Thursday, August 18, 2016

5 Observations from the Rio Games

Dirty water, robbery and doping scandals aside, these Olympic games in Rio have been a thrill to watch. And, with such a small time difference between Rio and the states, we have been able to actually enjoy them at a reasonable hour, sometimes even live!

With that said, here are five observations from the games:

#1: The Stars Help A lot

With golf, tennis and basketball stars backing out of Rio, it was easy to feel a letdown coming. But, with two of the greatest of all time – Michael Phelps and Usain Bolt – along with superstars Simone Biles, Katie Ledecky and Kerri Walsh Jennings, these games have been electric. 

The Olympics is supposed to be the stage for the greatest athletes in the world, and it most certainly has been that this year, especially for America! Approaching 100+ medals, USA has nearly lapped the country with the 2nd most current medals in China. 

Led by the greatest of all time, Michael Phelps, exiting the Olympics stage with insurmountable hardware and class, and the emergence of superstars Katie Ledecky and Simone Biles breaking records at just 19 years old, the stars have aligned for America, with the future looking as bright as the past. 

#2: International Basketball is More than Refreshing – It's the Right Way to Play

I thought the USA men's basketball team would steamroll the competition. And, when they didn't, I was reminded why the NBA has regressed, and the international game is poetry in motion.

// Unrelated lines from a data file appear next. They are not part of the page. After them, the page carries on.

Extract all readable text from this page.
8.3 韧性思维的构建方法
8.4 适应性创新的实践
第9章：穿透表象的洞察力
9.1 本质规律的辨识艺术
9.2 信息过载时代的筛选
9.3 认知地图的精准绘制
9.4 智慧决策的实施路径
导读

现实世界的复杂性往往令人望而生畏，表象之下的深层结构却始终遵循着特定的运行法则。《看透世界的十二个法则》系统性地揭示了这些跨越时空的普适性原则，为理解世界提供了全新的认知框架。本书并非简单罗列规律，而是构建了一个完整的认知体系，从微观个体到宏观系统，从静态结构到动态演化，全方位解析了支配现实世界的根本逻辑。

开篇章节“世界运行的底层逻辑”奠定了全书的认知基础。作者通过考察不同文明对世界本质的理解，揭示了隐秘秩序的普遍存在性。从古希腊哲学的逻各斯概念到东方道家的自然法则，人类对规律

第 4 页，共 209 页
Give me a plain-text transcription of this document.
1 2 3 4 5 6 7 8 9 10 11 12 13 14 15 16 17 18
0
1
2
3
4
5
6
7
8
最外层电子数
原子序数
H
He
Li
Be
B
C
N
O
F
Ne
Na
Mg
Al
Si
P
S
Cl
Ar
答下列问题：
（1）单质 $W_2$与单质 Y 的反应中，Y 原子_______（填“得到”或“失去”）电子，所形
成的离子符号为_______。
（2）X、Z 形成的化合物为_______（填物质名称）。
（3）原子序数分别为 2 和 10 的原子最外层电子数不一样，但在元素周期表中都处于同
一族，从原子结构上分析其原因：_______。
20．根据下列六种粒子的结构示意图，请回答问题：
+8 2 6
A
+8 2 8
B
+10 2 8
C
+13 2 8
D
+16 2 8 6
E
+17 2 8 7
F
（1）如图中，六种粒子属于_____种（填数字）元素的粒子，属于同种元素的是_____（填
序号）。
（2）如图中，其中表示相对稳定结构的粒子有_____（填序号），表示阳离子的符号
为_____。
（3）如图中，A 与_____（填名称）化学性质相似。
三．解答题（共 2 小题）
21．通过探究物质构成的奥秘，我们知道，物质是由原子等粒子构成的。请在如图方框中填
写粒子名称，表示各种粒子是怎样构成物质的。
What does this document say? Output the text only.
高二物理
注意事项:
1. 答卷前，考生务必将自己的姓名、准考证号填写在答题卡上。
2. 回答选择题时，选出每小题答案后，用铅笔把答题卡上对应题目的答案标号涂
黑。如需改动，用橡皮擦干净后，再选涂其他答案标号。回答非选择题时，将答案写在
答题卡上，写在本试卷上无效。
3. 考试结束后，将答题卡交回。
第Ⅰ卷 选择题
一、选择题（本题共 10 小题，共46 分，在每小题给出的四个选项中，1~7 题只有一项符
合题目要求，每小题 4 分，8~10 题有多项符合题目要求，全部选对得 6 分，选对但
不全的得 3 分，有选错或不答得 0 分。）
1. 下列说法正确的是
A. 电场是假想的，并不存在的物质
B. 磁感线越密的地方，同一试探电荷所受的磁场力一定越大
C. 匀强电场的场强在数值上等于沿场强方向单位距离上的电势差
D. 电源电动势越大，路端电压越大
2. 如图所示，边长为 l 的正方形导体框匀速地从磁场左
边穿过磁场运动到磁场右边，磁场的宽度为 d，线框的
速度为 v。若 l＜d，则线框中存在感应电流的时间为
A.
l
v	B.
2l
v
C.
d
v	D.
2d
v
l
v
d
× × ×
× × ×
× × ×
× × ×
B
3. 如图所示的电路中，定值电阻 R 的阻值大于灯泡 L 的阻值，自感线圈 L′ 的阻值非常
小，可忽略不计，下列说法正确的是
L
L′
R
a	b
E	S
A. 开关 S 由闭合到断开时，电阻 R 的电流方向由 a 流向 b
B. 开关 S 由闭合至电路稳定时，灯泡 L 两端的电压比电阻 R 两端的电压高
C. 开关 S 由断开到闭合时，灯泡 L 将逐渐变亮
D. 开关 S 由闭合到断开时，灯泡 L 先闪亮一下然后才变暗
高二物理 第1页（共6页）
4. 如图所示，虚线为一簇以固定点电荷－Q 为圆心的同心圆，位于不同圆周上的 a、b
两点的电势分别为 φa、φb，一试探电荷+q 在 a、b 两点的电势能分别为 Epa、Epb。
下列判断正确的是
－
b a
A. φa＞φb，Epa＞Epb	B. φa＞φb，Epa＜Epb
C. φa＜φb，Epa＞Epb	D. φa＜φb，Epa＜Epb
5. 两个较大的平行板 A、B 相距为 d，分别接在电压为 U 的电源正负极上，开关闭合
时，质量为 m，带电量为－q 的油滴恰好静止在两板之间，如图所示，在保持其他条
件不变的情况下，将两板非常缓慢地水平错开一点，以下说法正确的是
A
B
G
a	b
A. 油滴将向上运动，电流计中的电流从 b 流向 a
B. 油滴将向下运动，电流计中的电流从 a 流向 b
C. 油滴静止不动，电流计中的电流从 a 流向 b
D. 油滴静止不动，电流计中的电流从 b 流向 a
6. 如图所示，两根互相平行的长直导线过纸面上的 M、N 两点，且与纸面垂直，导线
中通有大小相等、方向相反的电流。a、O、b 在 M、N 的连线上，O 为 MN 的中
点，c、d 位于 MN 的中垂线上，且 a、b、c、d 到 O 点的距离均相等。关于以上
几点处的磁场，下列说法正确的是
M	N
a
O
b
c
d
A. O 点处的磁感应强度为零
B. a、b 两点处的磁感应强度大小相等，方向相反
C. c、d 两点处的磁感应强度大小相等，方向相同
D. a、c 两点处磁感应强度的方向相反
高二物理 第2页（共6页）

Clich├ęs aside, watching these international teams play has been a breath of fresh air. The way they play the game, from their passing to their spacing, is how it should be played. The NBA has become way too much isolation one-on-one, and I believe that's a big reason for the disparity you see today. I'll take brilliant execution and team ball any day over superstars chucking it up. 

The Spurs are the exception here, but most NBA teams could learn a thing or two from the international strategy. Certainly, Team USA has by beating two teams, with much less talent, by just one possession. 

#3: The Less Mainstream Sports are the Best

When it comes to the Olympics, I've always been most fascinated and interested by the less popular American sports. Certainly, swimming and gymnastics come to the forefront at the Olympics, and our American stars have made those events must-see at the Olympics.

But, beyond that, I love watching table tennis, badminton and handball. And, believe it or not, the top stars in each sport have made in the millions for their careers. These sports are very popular in some rich countries, and I would love to see them televised more in the states. 

#4: Golf Needs to be a Team Event

After a 112-year absence, it was nice to see golf return to the Olympics. But, the format ruined it for me. Besides the fact that four of the top five golfers in the world – Jason Day, Dustin Johnson, Jordan Spieth and Rory McIlroy – backed out, the event would've been way better had it been in a Ryder Cup/team format.

Sure, it was fun that it came down to the 72nd hole between Justin Rose and Henrik Stenson, two of the world's best. But, it would have been way more fun had it been a battle of the countries. Every player, and every shot, would carry so much more weight, and the camaraderie between countries and fan reaction would create much more excitement and buzz.

Honestly, with the Olympics being more than two weeks long, you could easily do both. Make it happen!

#5: Michael Phelps

Michael Phelps. Enough said. If he is, indeed, calling it a career, he went out in remarkable fashion, notching five more golds and one silver, to reach 28 total medals, 23 of which were gold.

But, this Olympics was more than his last hurrah; it was cementing his legacy and going out the right way. By Phelps standards, and his own standards, London 2012 was a disappointment. After going 8 for 8 golds in 2008, he had two silvers to his name in 2012. And, he told Bob Costas, "I basically did that off of pure talent, very, very minimal work. The last like year, leading up to London, I worked pretty hard. But, the other three years, I just joked around."

On top of that, as he acknowledged in the same interview, he went to very dark places, battled depression and even questioned his life. In doing so, his weight skyrocketed from 187 to 230. It wasn't until a DUI and subsequent rehab that he decided to return to the sport. 

And, so, the 2016 Rio Olympics was more than just the best ever giving us one last show for the record books; it was Phelps restoring his life, making an incredible comeback and going out the right way.